Im Osten der Isla Margarita befindet sich der Cerro Copey-Jóvito Villalba Nationalpark, der seit dem Jahr 1974 geschützt wird. Der malerische Park lockt mit einer einzigartigen und vielfältigen Flora und Fauna. Außerdem entspringt hier der größte Teil der Bäche und Flüsse des karibischen Eilandes.

An den Berghängen gedeihen grüne Tropenbäume, wie etwa der Araguaney, der venezolanische Nationalbaum, der Copey oder der Terpentinbaum, der seinen Namen wegen seines rötlich schimmernden, glatten Stammes trägt. Darüber hinaus können Besucher hier zahllose exotische Vogelarten beobachten, so z. B. den Orangebrusttrupial, den bunt schillernden Rotschwanz-Glanzvogel oder die Trauergrackel von Margarita.

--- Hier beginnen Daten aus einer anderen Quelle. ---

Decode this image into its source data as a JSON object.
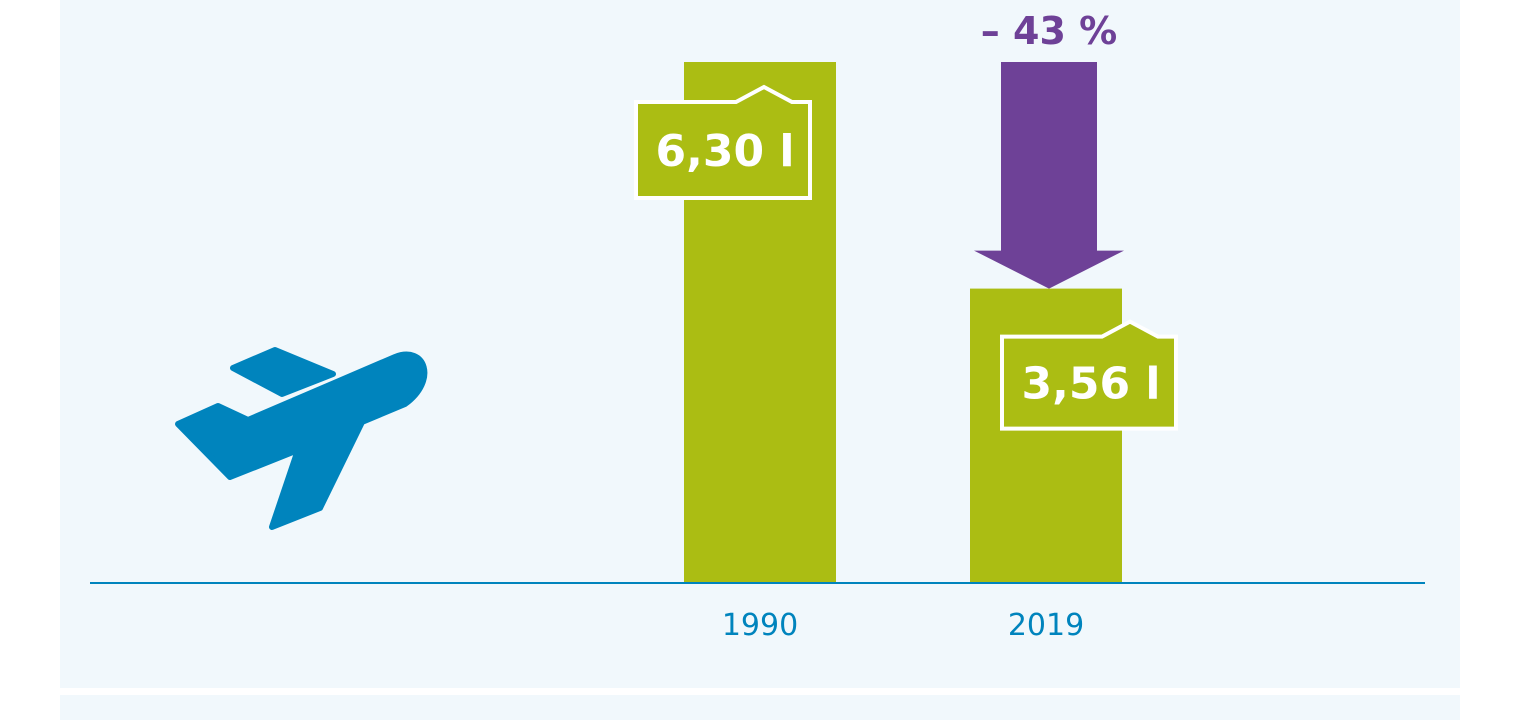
{
  "chart_data": {
    "type": "bar",
    "categories": [
      "1990",
      "2019"
    ],
    "values": [
      6.3,
      3.56
    ],
    "value_labels": [
      "6,30 l",
      "3,56 l"
    ],
    "change_label": "– 43 %",
    "ylim": [
      0,
      7
    ],
    "grid": false,
    "legend": "none",
    "icon": "airplane-icon",
    "colors": {
      "bar": "#abbd13",
      "arrow": "#6e4197",
      "axis": "#0084bd",
      "icon": "#0084bd",
      "background": "#f1f8fc"
    }
  }
}
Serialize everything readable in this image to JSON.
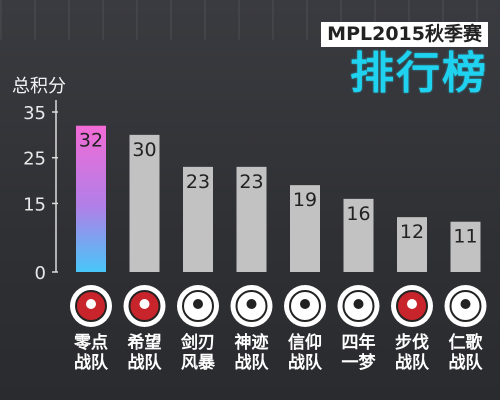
{
  "header": {
    "season": "MPL2015秋季赛",
    "title": "排行榜"
  },
  "chart_data": {
    "type": "bar",
    "ylabel": "总积分",
    "ylim": [
      0,
      35
    ],
    "yticks": [
      0,
      15,
      25,
      35
    ],
    "categories": [
      [
        "零点",
        "战队"
      ],
      [
        "希望",
        "战队"
      ],
      [
        "剑刃",
        "风暴"
      ],
      [
        "神迹",
        "战队"
      ],
      [
        "信仰",
        "战队"
      ],
      [
        "四年",
        "一梦"
      ],
      [
        "步伐",
        "战队"
      ],
      [
        "仁歌",
        "战队"
      ]
    ],
    "values": [
      32,
      30,
      23,
      23,
      19,
      16,
      12,
      11
    ],
    "bar_colors": [
      "gradient-pink-blue",
      "#c2c2c2",
      "#c2c2c2",
      "#c2c2c2",
      "#c2c2c2",
      "#c2c2c2",
      "#c2c2c2",
      "#c2c2c2"
    ],
    "logos": [
      "ZERO",
      "HOPE",
      "BLADESTORM",
      "SIGNS",
      "FAITH",
      "DREAM",
      "PACE",
      "REN"
    ]
  }
}
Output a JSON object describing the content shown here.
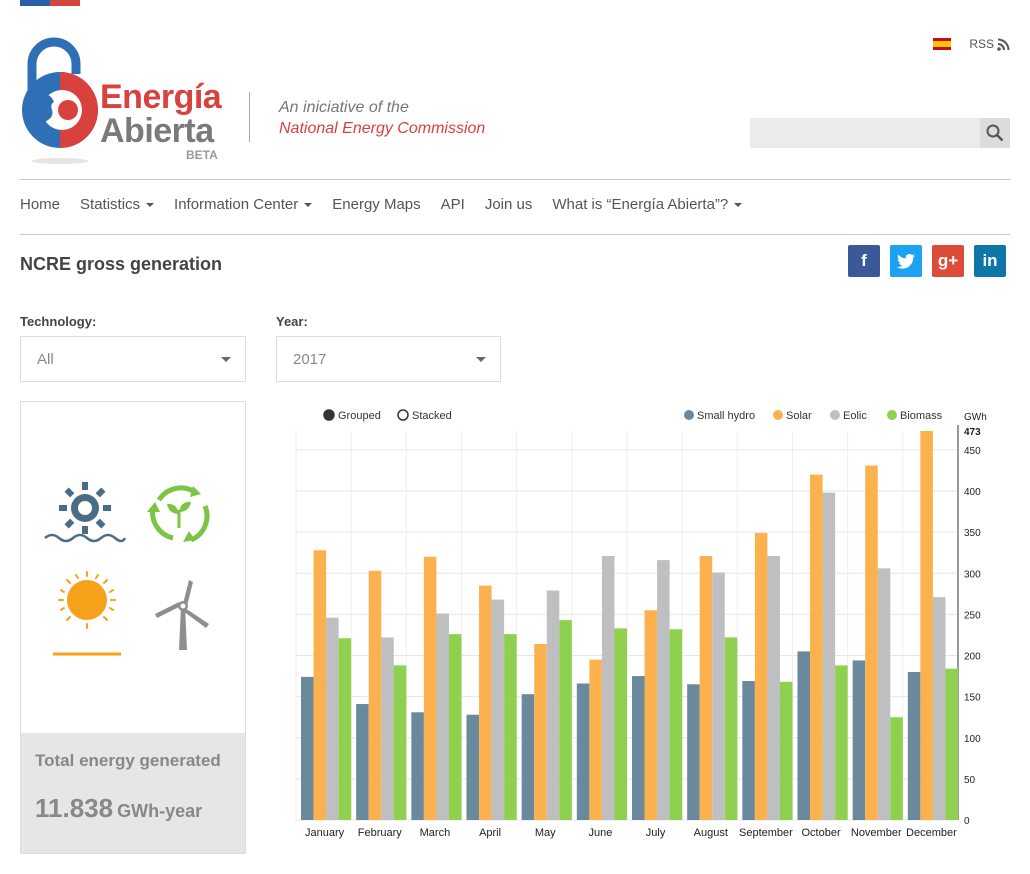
{
  "header": {
    "brand_line1": "Energía",
    "brand_line2": "Abierta",
    "brand_beta": "BETA",
    "tagline_line1": "An iniciative of the",
    "tagline_line2": "National Energy Commission",
    "rss_label": "RSS",
    "search_placeholder": ""
  },
  "nav": {
    "items": [
      {
        "label": "Home"
      },
      {
        "label": "Statistics"
      },
      {
        "label": "Information Center"
      },
      {
        "label": "Energy Maps"
      },
      {
        "label": "API"
      },
      {
        "label": "Join us"
      },
      {
        "label": "What is “Energía Abierta”?"
      }
    ]
  },
  "page": {
    "title": "NCRE gross generation",
    "social": [
      "f",
      "t",
      "g+",
      "in"
    ]
  },
  "filters": {
    "technology_label": "Technology:",
    "technology_value": "All",
    "year_label": "Year:",
    "year_value": "2017"
  },
  "summary": {
    "label": "Total energy generated",
    "value": "11.838",
    "unit": "GWh-year"
  },
  "colors": {
    "small_hydro": "#6b899d",
    "solar": "#fbb24e",
    "eolic": "#bdbfc1",
    "biomass": "#8fd14f",
    "brand_red": "#d8413d"
  },
  "chart_data": {
    "type": "bar",
    "mode_options": [
      "Grouped",
      "Stacked"
    ],
    "mode_selected": "Grouped",
    "y_unit": "GWh",
    "ylim": [
      0,
      473
    ],
    "y_ticks": [
      0,
      50,
      100,
      150,
      200,
      250,
      300,
      350,
      400,
      450
    ],
    "y_max_label": "473",
    "categories": [
      "January",
      "February",
      "March",
      "April",
      "May",
      "June",
      "July",
      "August",
      "September",
      "October",
      "November",
      "December"
    ],
    "series": [
      {
        "name": "Small hydro",
        "color": "#6b899d",
        "values": [
          174,
          141,
          131,
          128,
          153,
          166,
          175,
          165,
          169,
          205,
          194,
          180
        ]
      },
      {
        "name": "Solar",
        "color": "#fbb24e",
        "values": [
          328,
          303,
          320,
          285,
          214,
          195,
          255,
          321,
          349,
          420,
          431,
          473
        ]
      },
      {
        "name": "Eolic",
        "color": "#bdbfc1",
        "values": [
          246,
          222,
          251,
          268,
          279,
          321,
          316,
          301,
          321,
          398,
          306,
          271
        ]
      },
      {
        "name": "Biomass",
        "color": "#8fd14f",
        "values": [
          221,
          188,
          226,
          226,
          243,
          233,
          232,
          222,
          168,
          188,
          125,
          184
        ]
      }
    ],
    "legend_position": "top-right",
    "grid": true
  }
}
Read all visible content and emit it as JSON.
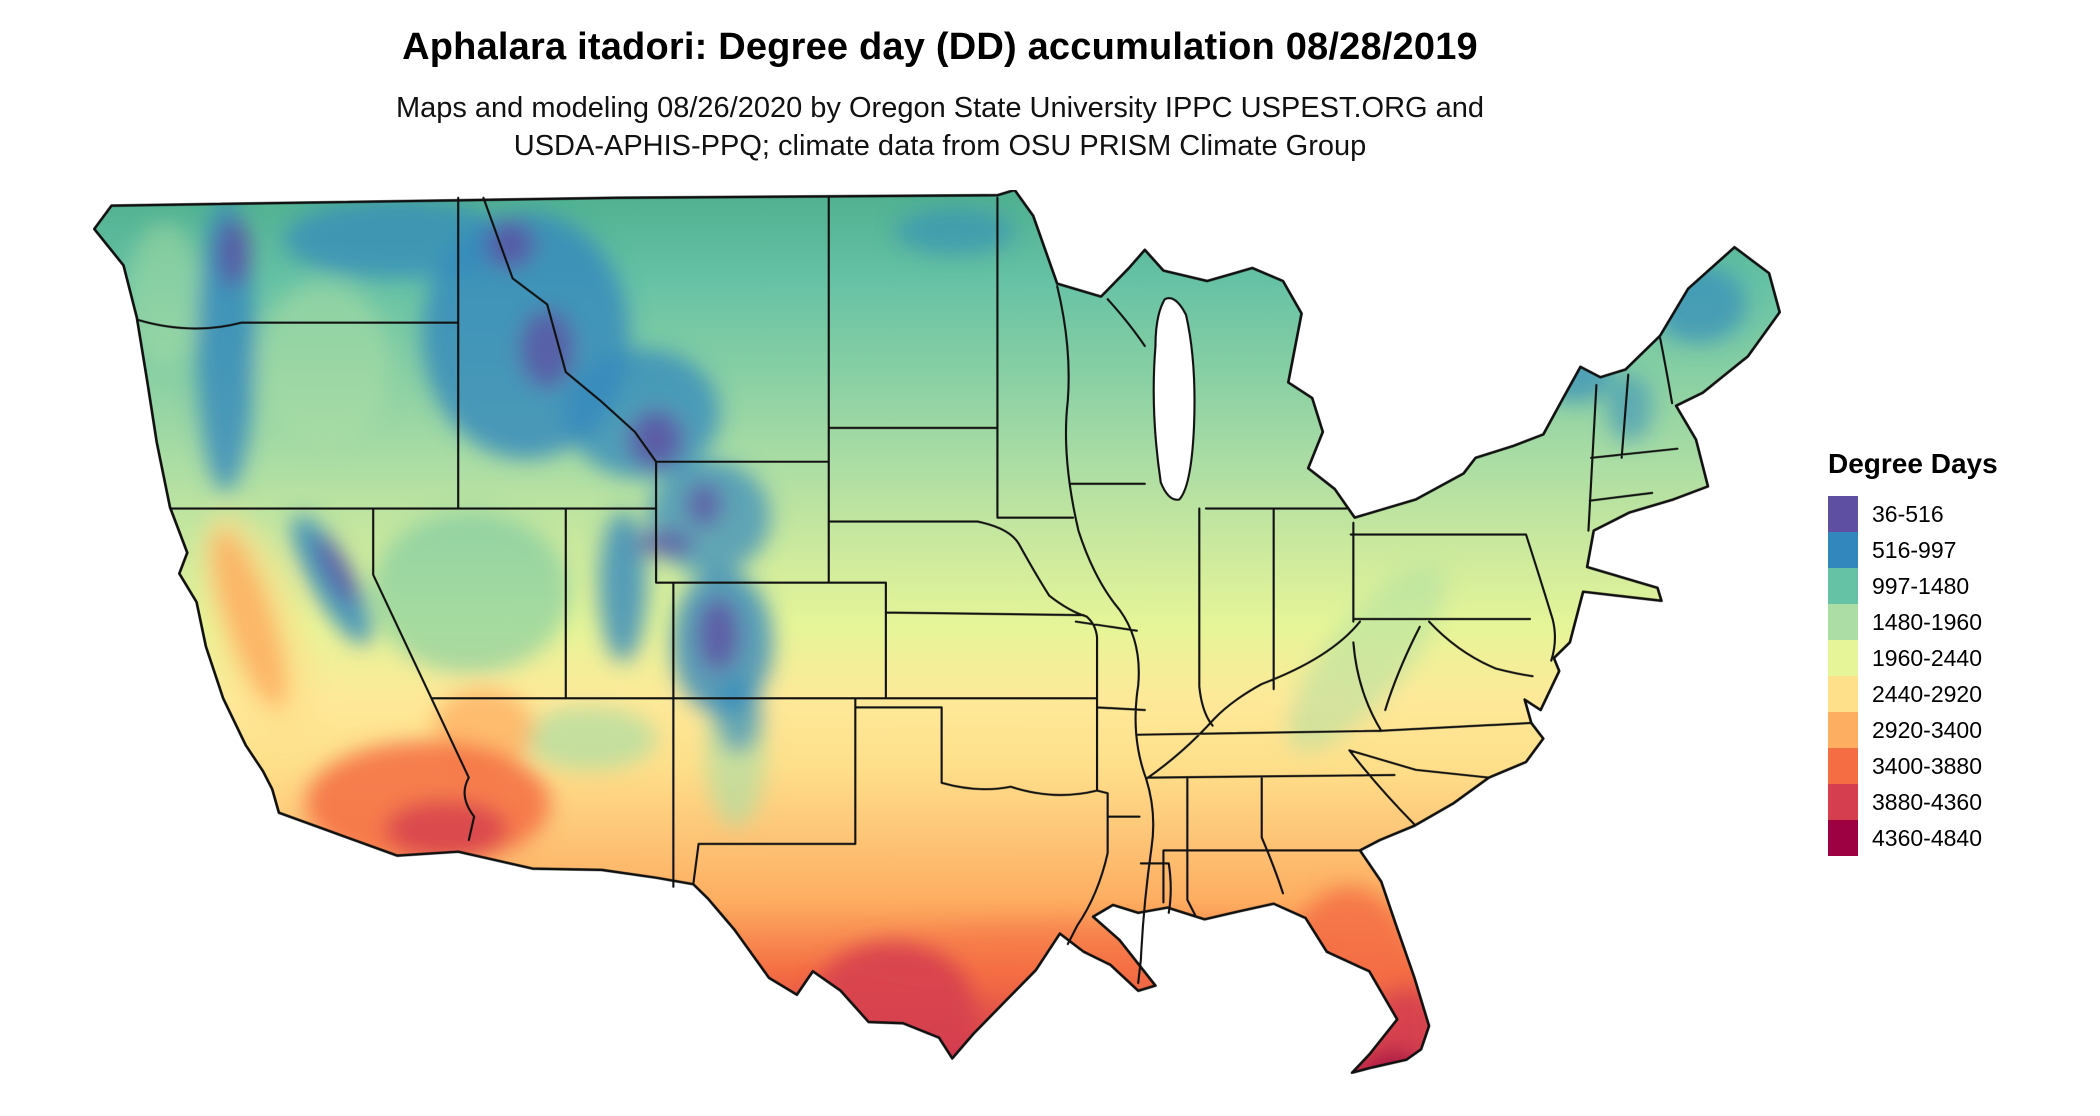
{
  "header": {
    "title": "Aphalara itadori: Degree day (DD) accumulation 08/28/2019",
    "subtitle_line1": "Maps and modeling 08/26/2020 by Oregon State University IPPC USPEST.ORG and",
    "subtitle_line2": "USDA-APHIS-PPQ; climate data from OSU PRISM Climate Group"
  },
  "legend": {
    "title": "Degree Days",
    "items": [
      {
        "range": "36-516",
        "color": "#5e4fa2"
      },
      {
        "range": "516-997",
        "color": "#3288bd"
      },
      {
        "range": "997-1480",
        "color": "#66c2a5"
      },
      {
        "range": "1480-1960",
        "color": "#abdda4"
      },
      {
        "range": "1960-2440",
        "color": "#e6f598"
      },
      {
        "range": "2440-2920",
        "color": "#fee08b"
      },
      {
        "range": "2920-3400",
        "color": "#fdae61"
      },
      {
        "range": "3400-3880",
        "color": "#f46d43"
      },
      {
        "range": "3880-4360",
        "color": "#d53e4f"
      },
      {
        "range": "4360-4840",
        "color": "#9e0142"
      }
    ]
  },
  "map": {
    "type": "choropleth-raster",
    "region": "contiguous-united-states",
    "variable": "Degree Days",
    "border_color": "#111111",
    "water_color": "#ffffff"
  }
}
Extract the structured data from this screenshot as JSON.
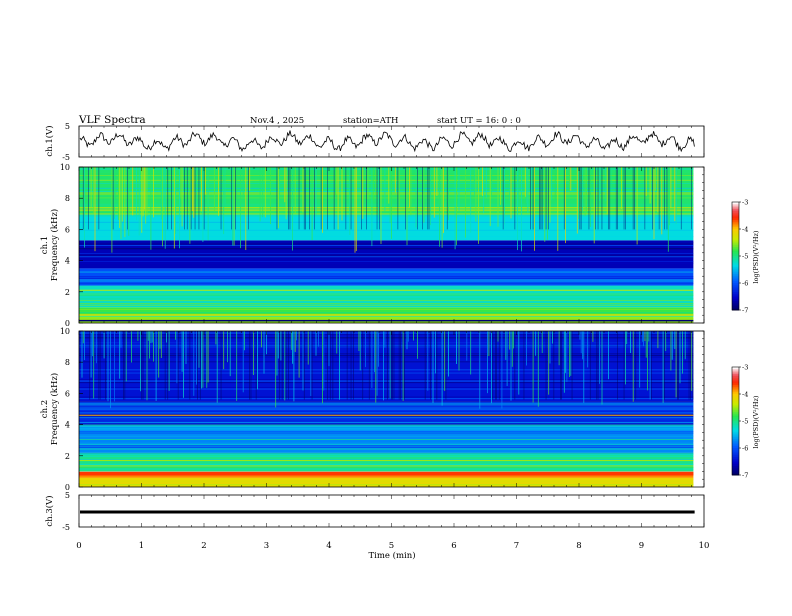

In höheren Lagen wird der Wald als Nebelwald bezeichnet, da er meist in dicke Wolken gehüllt ist, und die Luft ist feuchter als weiter unten. In dieser Umgebung wachsen beispielsweise Farne, Palmen, Lianen, Bromelien und farbenprächtige Orchideen.

Noch weiter oben in Richtung Gipfel werden die Pflanzen aufgrund der oft sehr heftigen Winde großteils nicht mehr als zwei Meter hoch.